This project assesses multi-stakeholder risk perception, monitoring, and evaluation of the British Petroleum oil spill in the Gulf of Mexico. It will focus on a new citizen science interface called Ushahidi that has been developed for crowdsourcing the monitoring of disasters such as the spill; it allows the public to upload key information such as exposure data through cell phone-based text messages and web-based submissions. The PI will use interviews and video recordings with three core aims: To analyze crowdsourcing as a new form of citizen science, to investigate differences between lay experiences and governmental risk evaluation as driven by social and political and scientific factors, and to translate this research to broad audiences to facilitate improved disaster response and recovery.
Intellectual Merit
This project will provide critical insight into the gaps and conflicts between diverse perspectives on risk by focusing on the technological, scientific, social and experiential aspects of these processes. In so doing, it will provide insight into a neglected area of science and technology studies (STS), the role of workers in citizen science. It will also make a direct connection between disaster research and STS by examining the role of citizen science in disaster response. Connecting these literatures promises to reveal new insights about the social dimensions of technological innovations in disasters. A central contribution in this regard is an initial study of lay-driven risk mapping, which relates to developments in the areas of surveillance, technology in social movements, and the role of technology in governance. This project also offers methodological innovations in research by combining qualitative and visual data collection in disaster research. The research is of an urgent nature because the interviews must be done as close to the time that the Ushahidi data is being collected in order to obtain the most meaningful complementary qualitative data; perceptions and experiences are difficult to assess post-hoc, a problem classically termed recall bias, and that is particularly so in this case due to political and legal and media machinations. In addition, the findings in this project can be used to inform near-term disaster response.
Broader Impacts
The qualitative data generated from this study could be used to improve near-term disaster responses as well as fill gaps in mapping procedures that inform assessments of the impacts of the disaster. The results of this research will have the potential to facilitate improved outreach, messaging, and social services to local communities. The data will be disseminated in order to serve as an important resource for other researchers.
Assessing risks caused by an oil spill or disaster is a challenge, yet critical in disaster response and recovery. Clean up workers and local communities are particularly vulnerable and in need of ways to identify the impacts of a spill on their lives.

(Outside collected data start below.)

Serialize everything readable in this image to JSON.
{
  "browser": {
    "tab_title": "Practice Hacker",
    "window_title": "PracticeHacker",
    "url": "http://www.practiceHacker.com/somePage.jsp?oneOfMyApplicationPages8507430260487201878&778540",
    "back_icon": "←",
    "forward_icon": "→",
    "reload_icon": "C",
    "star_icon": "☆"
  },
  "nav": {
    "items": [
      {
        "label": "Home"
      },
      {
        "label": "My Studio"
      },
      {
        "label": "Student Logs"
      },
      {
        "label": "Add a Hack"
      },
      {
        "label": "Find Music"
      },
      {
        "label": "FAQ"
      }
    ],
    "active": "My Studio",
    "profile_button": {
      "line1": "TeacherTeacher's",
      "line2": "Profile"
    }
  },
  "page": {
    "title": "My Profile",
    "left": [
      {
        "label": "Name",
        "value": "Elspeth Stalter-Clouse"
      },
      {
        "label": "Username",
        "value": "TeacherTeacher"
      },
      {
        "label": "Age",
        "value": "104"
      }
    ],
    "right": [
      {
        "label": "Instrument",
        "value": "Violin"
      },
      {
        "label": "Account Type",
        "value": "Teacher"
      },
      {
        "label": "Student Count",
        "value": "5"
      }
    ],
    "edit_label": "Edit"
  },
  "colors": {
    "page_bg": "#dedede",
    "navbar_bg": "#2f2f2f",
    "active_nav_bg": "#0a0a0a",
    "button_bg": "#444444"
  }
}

However, often in past oil spills exposures to communities, workers, and the environment have been neglected, subsequently affecting the ability of these groups to gain the most appropriate disaster recovery. This project explored how the risks of the 2010 Deepwater Horizon oil spill were assessed both by the government and citizens living in Louisiana. We conducted interviews and ethnographic observations, and collected video data with local social movement organizations, grassroots groups, spill workers, fisherman, local residents, scientists and government representatives after the disaster. We discovered several scientific findings. Our research findings show that communities affected by the oil spill developed distrust of those implementing a response often because of the uncertainty or lack of accuracy they saw in risk assessments. This distrust is important considering it shapes how well disaster recovery can be conducted and reflects the need to improve risk assessments that are accountable to affected communities. This distrust transformed into new types of activism and civil disobedience with the potential to affect oil spill monitoring in the long term. One form of response was an online, opensource mapping system called The Oil Spill Crisis Response Map. The Louisiana Bucket Brigade developed and implemented this map as a centralized, accessible information database reflecting community experiences and risk perception. We have used video data to create an online, interactive video-based educational program about the impacts of the spill, and to begin to produce a short documentary film about the project. This film, called After the Cap, will tell the story of how risks were assessed by local people and the impacts on the community that they perceived.